Answers to Questions from Orthodox Youth

Извечная трагедия и проблема церковной жизни состоит в том, что формы и цели религиозной жизни формируются людьми богатырского духовного роста — святыми. Их душа жаждет большего подвига, большей молитвы, большей душевной чистоты. А затем, видя их, другие люди начинают им подражать. Тем более, когда государство является христианским, за образец жизни берутся жития святых. А потом оказывается, что эта одежда не в пору очень многим людям. Людям, которые не имеют такой религиозной одаренности, а порой даже и просто религиозно бездарны. Знаете, как однажды Бунин сказал о Льве Толстом: «Просто у Толстого нет органа, которым верят». Такие люди не имеют личного религиозного призвания, но в христианском государстве они вынуждены имитировать духовность. А потому в них потихонечку начинает расти чувство отторжения: «Зачем?! Я не понимаю, к чему это. Давайте обойдемся без этого!». И со временем может возникнуть протест, взрыв.

Впрочем, и «стремительного отворота» тоже не было. Всесоюзная перепись населения 1938 года была последней переписью, на которой задавался вопрос об отношении к религии. И оказалось, что примерно половина городского населения и две трети сельского населения не постеснялись заявить о своей религиозности. А ведь в анкете, где ты называешь свою фамилию, имя, отчество, сказать о своей вере, да еще в такие времена — это очень серьезный жест.

Быстро сломалась не вера; сломались способы трансляции веры. Люди, воспитанные в старой школе, остались в вере. Но они не умели передавать эту свою веру своим детям, не умели противостоять пропаганде. И в этом — изъян предыдущей русской жизни. Люди воспринимали веру или как нечто само собой разумеющееся, или как то, за сохранение чего отвечает государство. Или батюшка. И соответственно, люди не были готовы к самоорганизации. И буквально к физической защите своих святынь, и к тому, чтобы знать свою веру настолько хорошо, чтобы передать ее своим детям вопреки давлению официальных органов.
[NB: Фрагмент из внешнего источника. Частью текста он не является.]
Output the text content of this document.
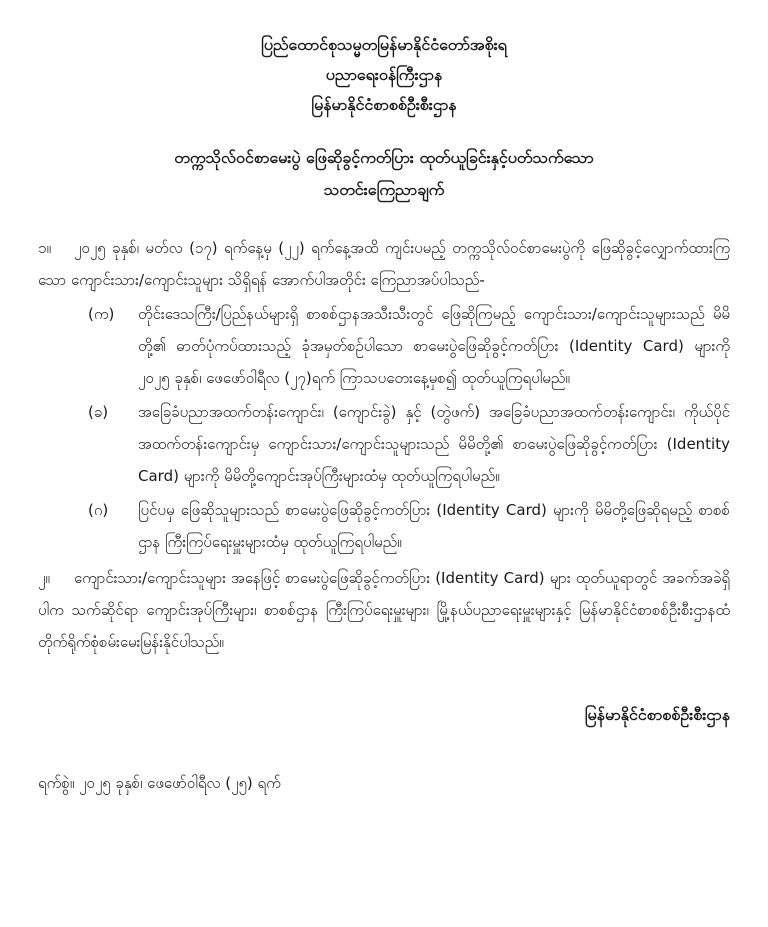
ပြည်ထောင်စုသမ္မတမြန်မာနိုင်ငံတော်အစိုးရ
ပညာရေးဝန်ကြီးဌာန
မြန်မာနိုင်ငံစာစစ်ဦးစီးဌာန
တက္ကသိုလ်ဝင်စာမေးပွဲ ဖြေဆိုခွင့်ကတ်ပြား ထုတ်ယူခြင်းနှင့်ပတ်သက်သော
သတင်းကြေညာချက်
၁။ ၂၀၂၅ ခုနှစ်၊ မတ်လ (၁၇) ရက်နေ့မှ (၂၂) ရက်နေ့အထိ ကျင်းပမည့် တက္ကသိုလ်ဝင်စာမေးပွဲကို ဖြေဆိုခွင့်လျှောက်ထားကြသော ကျောင်းသား/ကျောင်းသူများ သိရှိရန် အောက်ပါအတိုင်း ကြေညာအပ်ပါသည်-
(က) တိုင်းဒေသကြီး/ပြည်နယ်များရှိ စာစစ်ဌာနအသီးသီးတွင် ဖြေဆိုကြမည့် ကျောင်းသား/ကျောင်းသူများသည် မိမိတို့၏ ဓာတ်ပုံကပ်ထားသည့် ခုံအမှတ်စဉ်ပါသော စာမေးပွဲဖြေဆိုခွင့်ကတ်ပြား (Identity Card) များကို ၂၀၂၅ ခုနှစ်၊ ဖေဖော်ဝါရီလ (၂၇)ရက် ကြာသပတေးနေ့မှစ၍ ထုတ်ယူကြရပါမည်။
(ခ) အခြေခံပညာအထက်တန်းကျောင်း၊ (ကျောင်းခွဲ) နှင့် (တွဲဖက်) အခြေခံပညာအထက်တန်းကျောင်း၊ ကိုယ်ပိုင်အထက်တန်းကျောင်းမှ ကျောင်းသား/ကျောင်းသူများသည် မိမိတို့၏ စာမေးပွဲဖြေဆိုခွင့်ကတ်ပြား (Identity Card) များကို မိမိတို့ကျောင်းအုပ်ကြီးများထံမှ ထုတ်ယူကြရပါမည်။
(ဂ) ပြင်ပမှ ဖြေဆိုသူများသည် စာမေးပွဲဖြေဆိုခွင့်ကတ်ပြား (Identity Card) များကို မိမိတို့ဖြေဆိုရမည့် စာစစ်ဌာန ကြီးကြပ်ရေးမှူးများထံမှ ထုတ်ယူကြရပါမည်။
၂။ ကျောင်းသား/ကျောင်းသူများ အနေဖြင့် စာမေးပွဲဖြေဆိုခွင့်ကတ်ပြား (Identity Card) များ ထုတ်ယူရာတွင် အခက်အခဲရှိပါက သက်ဆိုင်ရာ ကျောင်းအုပ်ကြီးများ၊ စာစစ်ဌာန ကြီးကြပ်ရေးမှူးများ၊ မြို့နယ်ပညာရေးမှူးများနှင့် မြန်မာနိုင်ငံစာစစ်ဦးစီးဌာနထံ တိုက်ရိုက်စုံစမ်းမေးမြန်းနိုင်ပါသည်။
မြန်မာနိုင်ငံစာစစ်ဦးစီးဌာန
ရက်စွဲ။ ၂၀၂၅ ခုနှစ်၊ ဖေဖော်ဝါရီလ (၂၅) ရက်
— К слову о физической защите святынь — какова ваша позиция в вопросе о разгромленной выставке?

— Я еще года четыре назад в «Огоньке» на эту тему сказал: меня печалит отсутствие православного терроризма. Терроризм — это плохо, это зло. Но терроризм — это выплеск черной энергии. Пусть черной — но все-таки энергии. А если тебя бьют в самые болевые места, но ты никак не реагируешь — то одно из двух: или ты свят — или ты мертв. Поскольку у меня нет оснований считать свой народ в его нынешнем состоянии святым, то отсутствие реакции на бесконечный поток оскорблений и провокаций — это, скорее, очень печальный признак угасания жизни вообще. С точки зрения человека, желающего, чтобы история России продолжалась — я скорее радуюсь, что еще есть не-женщины в русских селеньях, есть мужики, которые могут пойти и в конкретной точке конкретными действиями осадить хулиганов.

А еще я радуюсь тому, что мне не встретился известинский автор Сергей Лесков. Мне было бы тяжело удержаться от более чем резких слов или даже от оплеухи. В рождественском номере «Известий» за 2003 год этот хам ничтоже сумняся повторил гнуснейший талмудический антихристианский выпад, выдав его за мнение «современных ученых» — «Исходя из нравов той эпохи, можно предположить, что Иисус был зачат в результате сексуального насилия со стороны римского центуриона». Тут уж не только Дон Кихот, но и Санчо Панса преподал бы ему несколько уроков того — как нельзя говорить о женщине, а тем более о Святой Деве.

— Что бы Вы сказали о фактах уничтожения в Афганистане памятников истории и культуры, в частности — расстрел из пушек статуй Будды?

— Мы с возмущением реагируем на такие вещи. В Афганистане давно нет ни одного буддиста. И каменные идолы не более чем памятник древней истории. Наше возмущение — это не просто негодование культурного сообщества. Оно идет из нашей памяти. Мы не забыли, что творили мусульманские фанатики на Балканах. Они рубили иконы и фрески шашками, выцарапывали глаза на святых образах, называя их идолами. Видя боль других людей, мы вспоминаем о нашей.

— Если народ не свят — можно ли считать, что он мертв?

— При условии, если он позволяет плевать на свои национальные, религиозные, культурные, исторические святыни. Есть известная формула священной войны, сказанная еще Цицероном: «За алтари и очаги». Если очаги тушатся и разоряются, а святыни оскверняются, и при этом реакции никакой нет — значит, люди готовы быть рабами.

— В данном случае — рабами чего? Или кого?

— Рабами захватчиков. Кто же еще разрушает очаги и алтари?

— Кто сейчас может считаться захватчиками?

— Сейчас противостояние идет не по паспортам. Сейчас это противостояние мировоззрений — нигилистического поколения пепси-колы и людей, которые не хотят считать себя этим поколением.